Rigging and Tech

At Red Fly, I rigged dozens of characters with full-body IK/FK rigs. But it was my face controls rig that I’m most proud of. I made it to be completely portable to different sized, differently proportioned human faces.

I made this face rig, based on Jason Osipa’s rig, but it also has an additional layer of controls; the control panel can get the animator most or all of the way there, but in addition, the animators can also move (and rotate and scale) the set of controls directly on the face for a second layer of control. The eyelids are also driven by the eyes so that they move properly when the eyes look around.

I originally made it for the Ghostbusters game – it is used on all of the characters’ faces in GB. It is also portable and scalable; it will work on any size human character’s face.
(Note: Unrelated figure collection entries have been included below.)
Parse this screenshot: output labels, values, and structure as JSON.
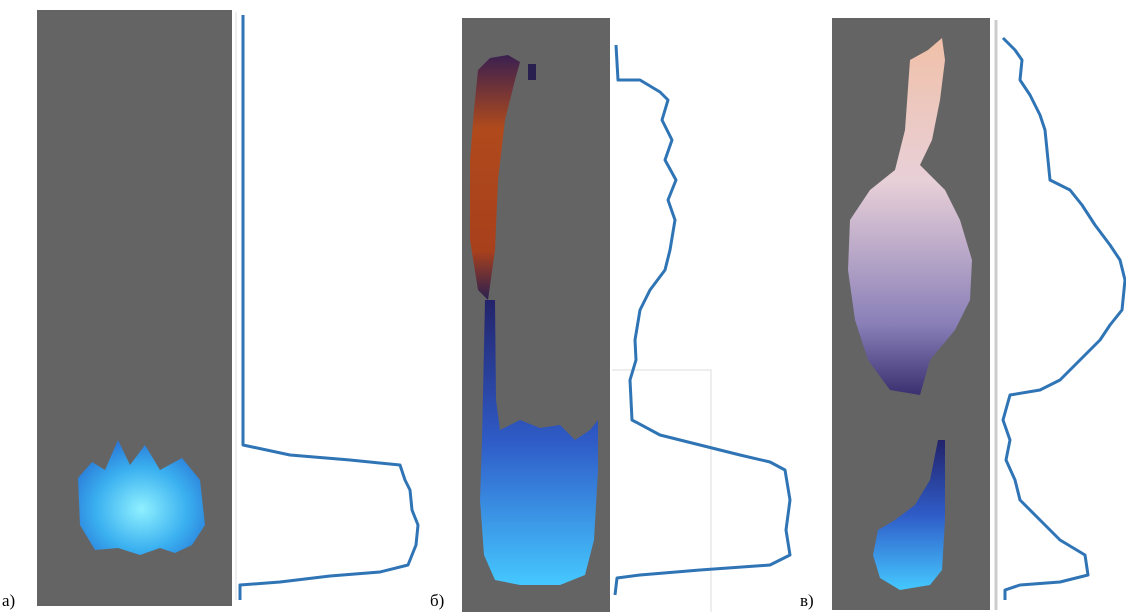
{
  "panels": [
    {
      "label": "а)"
    },
    {
      "label": "б)"
    },
    {
      "label": "в)"
    }
  ]
}
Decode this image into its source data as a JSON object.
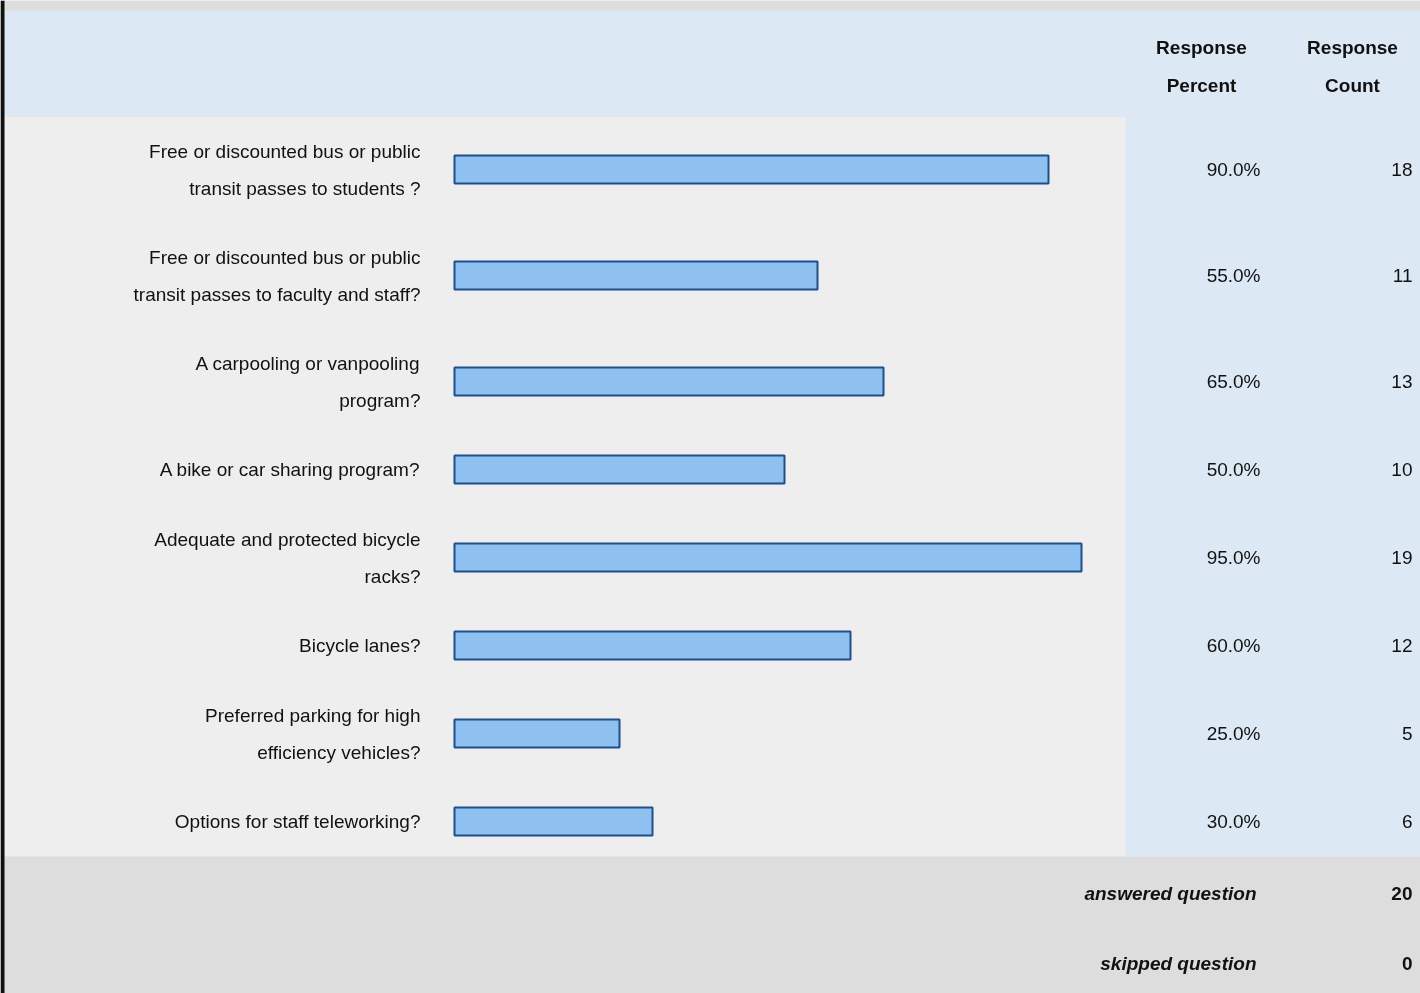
{
  "chart_data": {
    "type": "bar",
    "orientation": "horizontal",
    "categories": [
      "Free or discounted bus or public\ntransit passes to students ?",
      "Free or discounted bus or public\ntransit passes to faculty and staff?",
      "A carpooling or vanpooling\nprogram?",
      "A bike or car sharing program?",
      "Adequate and protected bicycle\nracks?",
      "Bicycle lanes?",
      "Preferred parking for high\nefficiency vehicles?",
      "Options for staff teleworking?"
    ],
    "values": [
      90,
      55,
      65,
      50,
      95,
      60,
      25,
      30
    ],
    "value_labels": [
      "90.0%",
      "55.0%",
      "65.0%",
      "50.0%",
      "95.0%",
      "60.0%",
      "25.0%",
      "30.0%"
    ],
    "color": "#8ec0f0",
    "annotations": [
      "Response Percent",
      "Response Count",
      "18",
      "11",
      "13",
      "10",
      "19",
      "12",
      "5",
      "6",
      "answered question",
      "20",
      "skipped question",
      "0"
    ]
  }
}
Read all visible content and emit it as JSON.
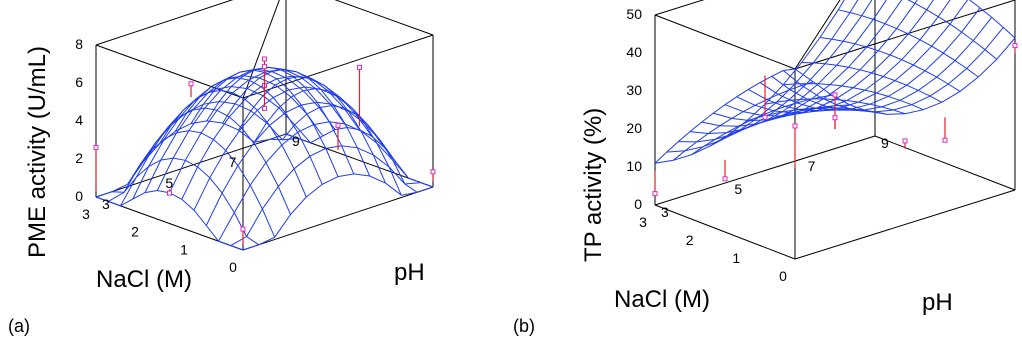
{
  "chart_data": [
    {
      "type": "surface3d",
      "panel_label": "(a)",
      "zlabel": "PME activity (U/mL)",
      "xlabel": "NaCl (M)",
      "ylabel": "pH",
      "x_ticks": [
        "0",
        "1",
        "2",
        "3"
      ],
      "y_ticks": [
        "3",
        "5",
        "7",
        "9"
      ],
      "z_ticks": [
        "0",
        "2",
        "4",
        "6",
        "8"
      ],
      "xlim": [
        0,
        3
      ],
      "ylim": [
        3,
        9
      ],
      "zlim": [
        0,
        8
      ],
      "surface_peak": {
        "nacl": 1.5,
        "ph": 6,
        "value": 6.3
      },
      "observations": [
        {
          "nacl": 0,
          "ph": 3,
          "observed": 1.1,
          "predicted": 0.3
        },
        {
          "nacl": 1.5,
          "ph": 3,
          "observed": 1.6,
          "predicted": 1.8
        },
        {
          "nacl": 3,
          "ph": 3,
          "observed": 2.6,
          "predicted": 0.3
        },
        {
          "nacl": 0,
          "ph": 6,
          "observed": 4.9,
          "predicted": 3.6
        },
        {
          "nacl": 1.5,
          "ph": 6,
          "observed": 7.0,
          "predicted": 6.3
        },
        {
          "nacl": 1.5,
          "ph": 6,
          "observed": 6.6,
          "predicted": 6.3
        },
        {
          "nacl": 1.5,
          "ph": 6,
          "observed": 5.6,
          "predicted": 6.3
        },
        {
          "nacl": 1.5,
          "ph": 6,
          "observed": 4.4,
          "predicted": 6.3
        },
        {
          "nacl": 3,
          "ph": 6,
          "observed": 4.3,
          "predicted": 3.6
        },
        {
          "nacl": 0,
          "ph": 9,
          "observed": 0.8,
          "predicted": 0.3
        },
        {
          "nacl": 1.5,
          "ph": 9,
          "observed": 4.9,
          "predicted": 1.8
        }
      ]
    },
    {
      "type": "surface3d",
      "panel_label": "(b)",
      "zlabel": "TP activity (%)",
      "xlabel": "NaCl (M)",
      "ylabel": "pH",
      "x_ticks": [
        "0",
        "1",
        "2",
        "3"
      ],
      "y_ticks": [
        "3",
        "5",
        "7",
        "9"
      ],
      "z_ticks": [
        "0",
        "10",
        "20",
        "30",
        "40",
        "50"
      ],
      "xlim": [
        0,
        3
      ],
      "ylim": [
        3,
        9
      ],
      "zlim": [
        0,
        50
      ],
      "observations": [
        {
          "nacl": 0,
          "ph": 3,
          "observed": 35,
          "predicted": 24
        },
        {
          "nacl": 1.5,
          "ph": 3,
          "observed": 14,
          "predicted": 19
        },
        {
          "nacl": 3,
          "ph": 3,
          "observed": 3,
          "predicted": 9
        },
        {
          "nacl": 0,
          "ph": 6,
          "observed": 22,
          "predicted": 20
        },
        {
          "nacl": 1.5,
          "ph": 6,
          "observed": 27,
          "predicted": 18
        },
        {
          "nacl": 1.5,
          "ph": 6,
          "observed": 21,
          "predicted": 18
        },
        {
          "nacl": 3,
          "ph": 6,
          "observed": 14,
          "predicted": 25
        },
        {
          "nacl": 0,
          "ph": 9,
          "observed": 38,
          "predicted": 36
        },
        {
          "nacl": 1.5,
          "ph": 9,
          "observed": 6,
          "predicted": 12
        }
      ]
    }
  ]
}
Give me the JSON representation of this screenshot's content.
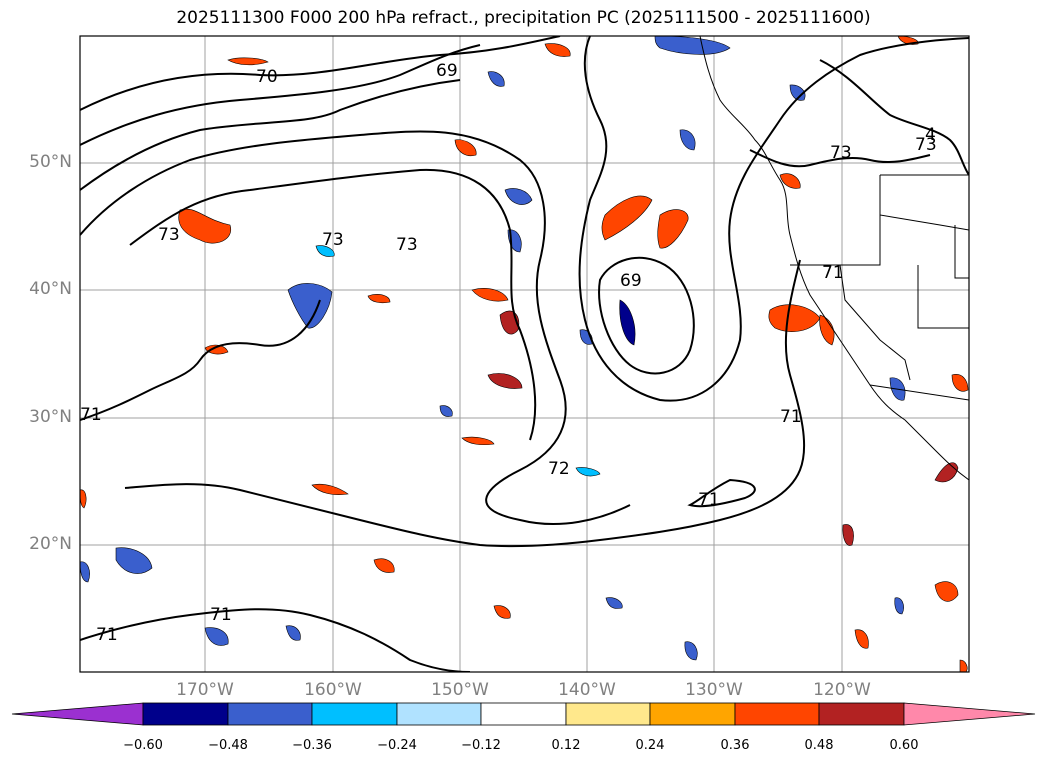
{
  "title": "2025111300 F000 200 hPa refract., precipitation PC (2025111500 - 2025111600)",
  "map": {
    "lat_labels": [
      "50°N",
      "40°N",
      "30°N",
      "20°N"
    ],
    "lon_labels": [
      "170°W",
      "160°W",
      "150°W",
      "140°W",
      "130°W",
      "120°W"
    ],
    "contour_labels": [
      "70",
      "69",
      "73",
      "73",
      "73",
      "73",
      "69",
      "71",
      "72",
      "71",
      "71",
      "71",
      "71",
      "71",
      "73",
      "4"
    ]
  },
  "colorbar": {
    "ticks": [
      "−0.60",
      "−0.48",
      "−0.36",
      "−0.24",
      "−0.12",
      "0.12",
      "0.24",
      "0.36",
      "0.48",
      "0.60"
    ],
    "colors": [
      "#9b30d0",
      "#00008b",
      "#3a5fcd",
      "#00bfff",
      "#b0e2ff",
      "#ffffff",
      "#ffe88c",
      "#ffa500",
      "#ff4500",
      "#b22222",
      "#ff88aa"
    ]
  }
}
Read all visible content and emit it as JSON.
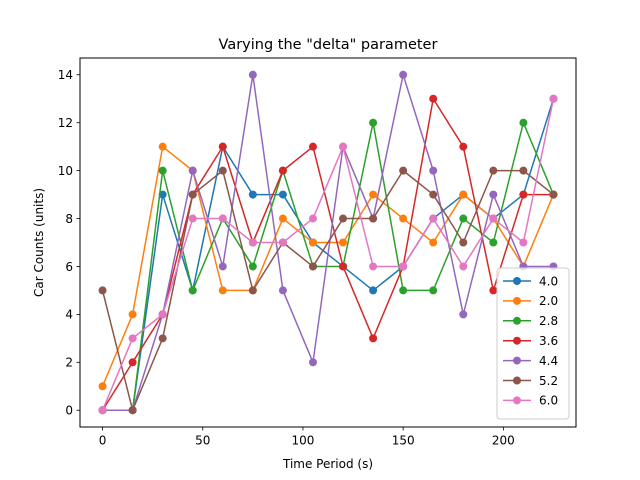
{
  "chart_data": {
    "type": "line",
    "title": "Varying the \"delta\" parameter",
    "xlabel": "Time Period (s)",
    "ylabel": "Car Counts (units)",
    "xlim": [
      -11.25,
      236.25
    ],
    "ylim": [
      -0.7,
      14.7
    ],
    "xticks": [
      0,
      50,
      100,
      150,
      200
    ],
    "yticks": [
      0,
      2,
      4,
      6,
      8,
      10,
      12,
      14
    ],
    "grid": false,
    "legend_position": "lower-right",
    "x": [
      0,
      15,
      30,
      45,
      60,
      75,
      90,
      105,
      120,
      135,
      150,
      165,
      180,
      195,
      210,
      225
    ],
    "series": [
      {
        "name": "4.0",
        "color": "#1f77b4",
        "values": [
          0,
          0,
          9,
          5,
          11,
          9,
          9,
          7,
          6,
          5,
          6,
          8,
          9,
          8,
          9,
          13
        ]
      },
      {
        "name": "2.0",
        "color": "#ff7f0e",
        "values": [
          1,
          4,
          11,
          10,
          5,
          5,
          8,
          7,
          7,
          9,
          8,
          7,
          9,
          8,
          6,
          9
        ]
      },
      {
        "name": "2.8",
        "color": "#2ca02c",
        "values": [
          0,
          0,
          10,
          5,
          8,
          6,
          10,
          6,
          6,
          12,
          5,
          5,
          8,
          7,
          12,
          9
        ]
      },
      {
        "name": "3.6",
        "color": "#d62728",
        "values": [
          0,
          2,
          4,
          9,
          11,
          7,
          10,
          11,
          6,
          3,
          6,
          13,
          11,
          5,
          9,
          9
        ]
      },
      {
        "name": "4.4",
        "color": "#9467bd",
        "values": [
          0,
          0,
          4,
          10,
          6,
          14,
          5,
          2,
          11,
          8,
          14,
          10,
          4,
          9,
          6,
          6
        ]
      },
      {
        "name": "5.2",
        "color": "#8c564b",
        "values": [
          5,
          0,
          3,
          9,
          10,
          5,
          7,
          6,
          8,
          8,
          10,
          9,
          7,
          10,
          10,
          9
        ]
      },
      {
        "name": "6.0",
        "color": "#e377c2",
        "values": [
          0,
          3,
          4,
          8,
          8,
          7,
          7,
          8,
          11,
          6,
          6,
          8,
          6,
          8,
          7,
          13
        ]
      }
    ]
  }
}
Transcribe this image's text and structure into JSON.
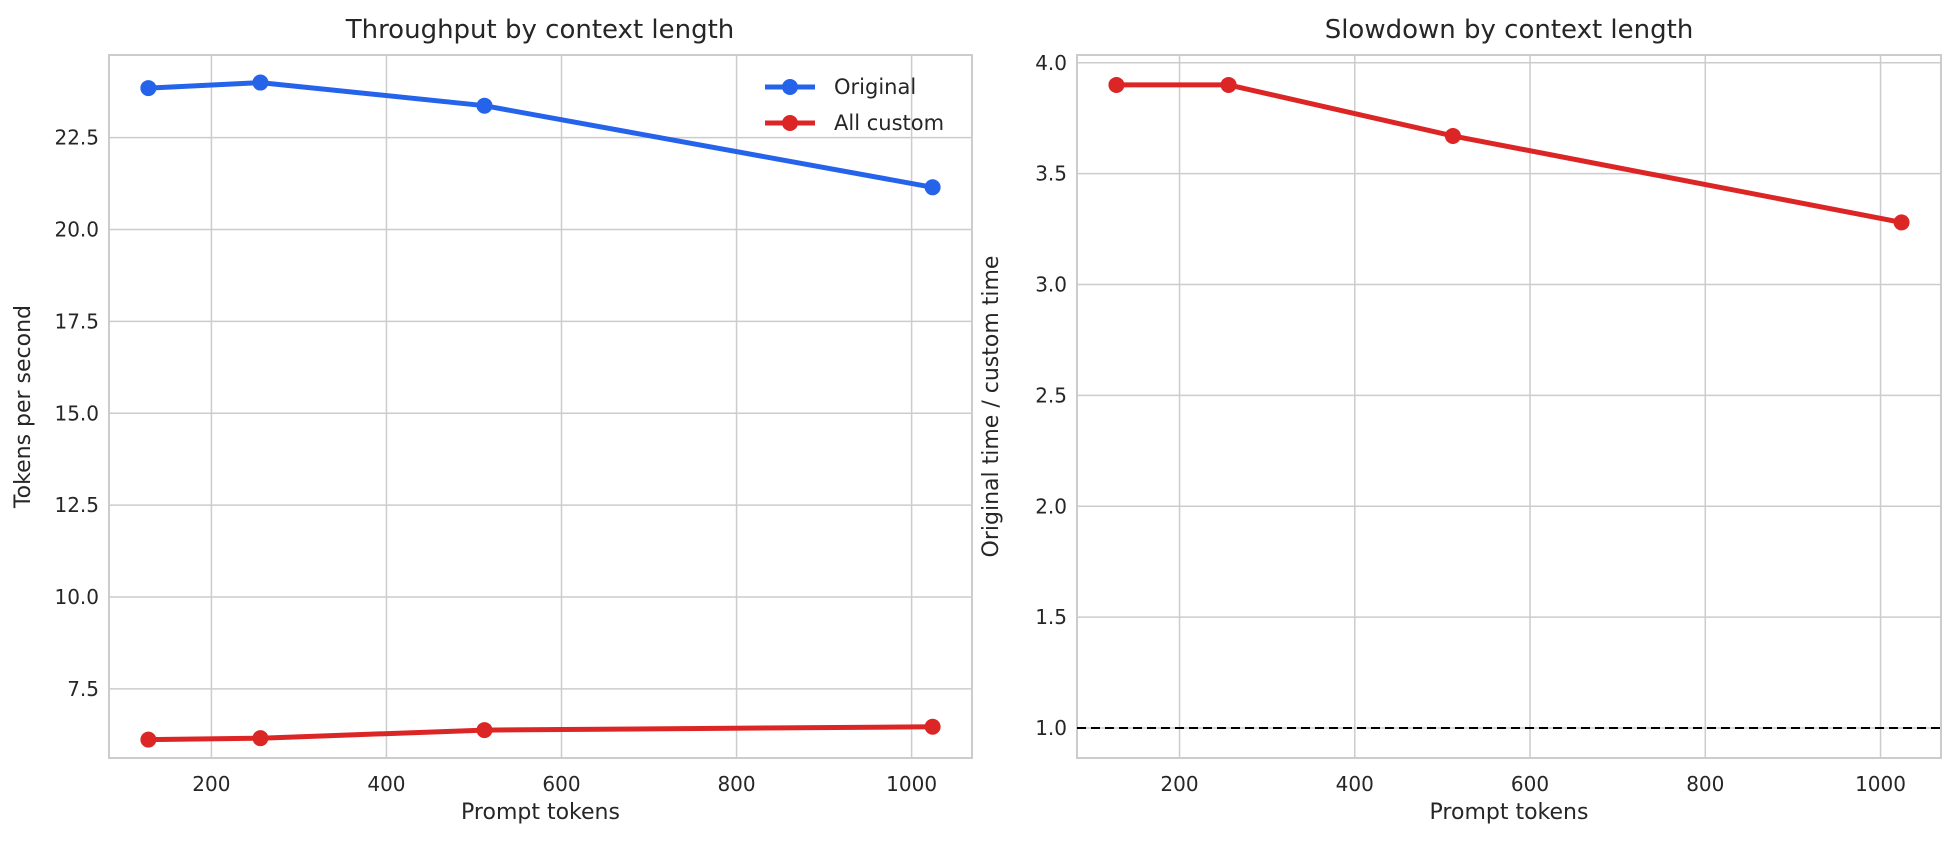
{
  "chart_data": [
    {
      "type": "line",
      "title": "Throughput by context length",
      "xlabel": "Prompt tokens",
      "ylabel": "Tokens per second",
      "x": [
        128,
        256,
        512,
        1024
      ],
      "xlim": [
        83,
        1069
      ],
      "ylim": [
        5.62,
        24.75
      ],
      "xticks": [
        200,
        400,
        600,
        800,
        1000
      ],
      "yticks": [
        7.5,
        10.0,
        12.5,
        15.0,
        17.5,
        20.0,
        22.5
      ],
      "grid": true,
      "legend": "top-right",
      "series": [
        {
          "name": "Original",
          "color": "#2563eb",
          "values": [
            23.85,
            24.0,
            23.37,
            21.15
          ]
        },
        {
          "name": "All custom",
          "color": "#dc2626",
          "values": [
            6.12,
            6.16,
            6.38,
            6.47
          ]
        }
      ]
    },
    {
      "type": "line",
      "title": "Slowdown by context length",
      "xlabel": "Prompt tokens",
      "ylabel": "Original time / custom time",
      "x": [
        128,
        256,
        512,
        1024
      ],
      "xlim": [
        83,
        1069
      ],
      "ylim": [
        0.865,
        4.035
      ],
      "xticks": [
        200,
        400,
        600,
        800,
        1000
      ],
      "yticks": [
        1.0,
        1.5,
        2.0,
        2.5,
        3.0,
        3.5,
        4.0
      ],
      "grid": true,
      "reference_line": {
        "y": 1.0,
        "style": "dashed",
        "color": "#000000"
      },
      "series": [
        {
          "color": "#dc2626",
          "values": [
            3.9,
            3.9,
            3.67,
            3.28
          ]
        }
      ]
    }
  ]
}
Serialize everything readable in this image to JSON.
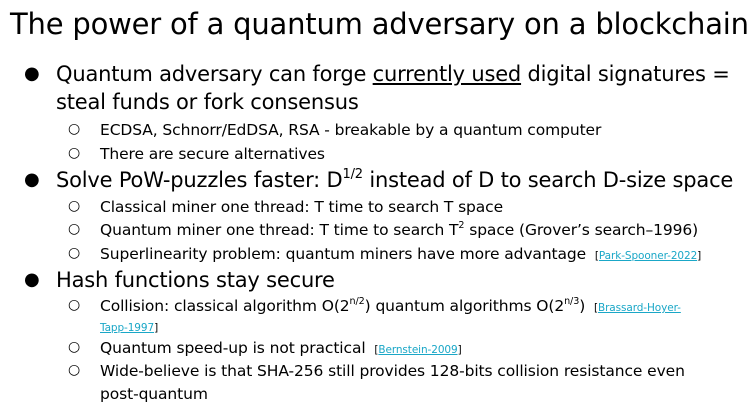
{
  "title": "The power of a quantum adversary on a blockchain",
  "bullets": [
    {
      "line1_pre": "Quantum adversary can forge ",
      "line1_underlined": "currently used",
      "line1_post": " digital signatures =",
      "line2": "steal funds or fork consensus",
      "sub": [
        "ECDSA, Schnorr/EdDSA, RSA - breakable by a quantum computer",
        "There are secure alternatives"
      ]
    },
    {
      "text_pre": "Solve PoW-puzzles faster: D",
      "text_sup": "1/2",
      "text_post": " instead of D to search D-size space",
      "sub": [
        {
          "text": "Classical miner one thread: T time to search T space"
        },
        {
          "pre": "Quantum miner one thread: T time to search T",
          "sup": "2",
          "post": " space (Grover’s search–1996)"
        },
        {
          "text": "Superlinearity problem: quantum miners have more advantage",
          "cite": "Park-Spooner-2022"
        }
      ]
    },
    {
      "text": "Hash functions stay secure",
      "sub": [
        {
          "pre": "Collision: classical algorithm O(2",
          "sup1": "n/2",
          "mid": ") quantum algorithms O(2",
          "sup2": "n/3",
          "post": ")",
          "cite_a": "Brassard-Hoyer-",
          "cite_b": "Tapp-1997"
        },
        {
          "text": "Quantum speed-up is not practical",
          "cite": "Bernstein-2009"
        },
        {
          "line1": "Wide-believe is that SHA-256 still provides 128-bits collision resistance even",
          "line2": "post-quantum"
        }
      ]
    }
  ],
  "bullet_glyph_l1": "●",
  "bullet_glyph_l2": "○",
  "colors": {
    "text": "#000000",
    "link": "#1aa7c7",
    "background": "#ffffff"
  }
}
Red Fly has now used it on four projects, on over a dozen characters, including the main character for Star Wars: The Force Unleashed II (Wii), and Thor: God of Thunder (Wii).

And here’s an example from  Cook or Be Cooked:

Animation by Tom Heimann.

I also wrote a handy face controls MEL script GUI that allows the animator to automatically set phonemes, reset the control panel, reset the controls on the face, and so on.

facerig22

At Red Fly, I noticed within the first week or so that animators were spending a great deal of time exporting animations one at a time, so I wrote a MEL sciprt for batch-exporting animations and cinematics with a simple GUI.

Batch exporter

That way, if a character’s skeleton rig changed, all the animations could be exported quickly.

At Merge Interactive, I created quite a few MEL scripts (you can see that I used very similar GUIs) as well as Photoshop actions for automating tedious work.

One of them is a Batch Selected FBX Exporter. The user can select a bunch of nodes in Maya, then each of those nodes will be exported as individual FBX files.

batchSelectedFBX

Another batch tool converts .ANIM files to .FBX files, by importing the .anim files onto a source character (maya file), then exporting the FBX file.

batchAnimImportFBXExport

Other tools I made at Merge Interactive include:

  • Automating naturalistic waveform animation of plants (MEL)
  • Automating constraining animal animations so that they stick to bumpy terrain (MEL)
  • Automating exploding machinery and robots using Maya physics (MEL)
  • Automating the creation and assignment of 8 bit color palettes (Photoshop Actions – our plug-n-play TV games used 6 bit and 8 bit color)

Tool Design

At Spacetime Studios, I helped to design the features and functionality of a bunch of the tools, and created wireframe mockups for many of those.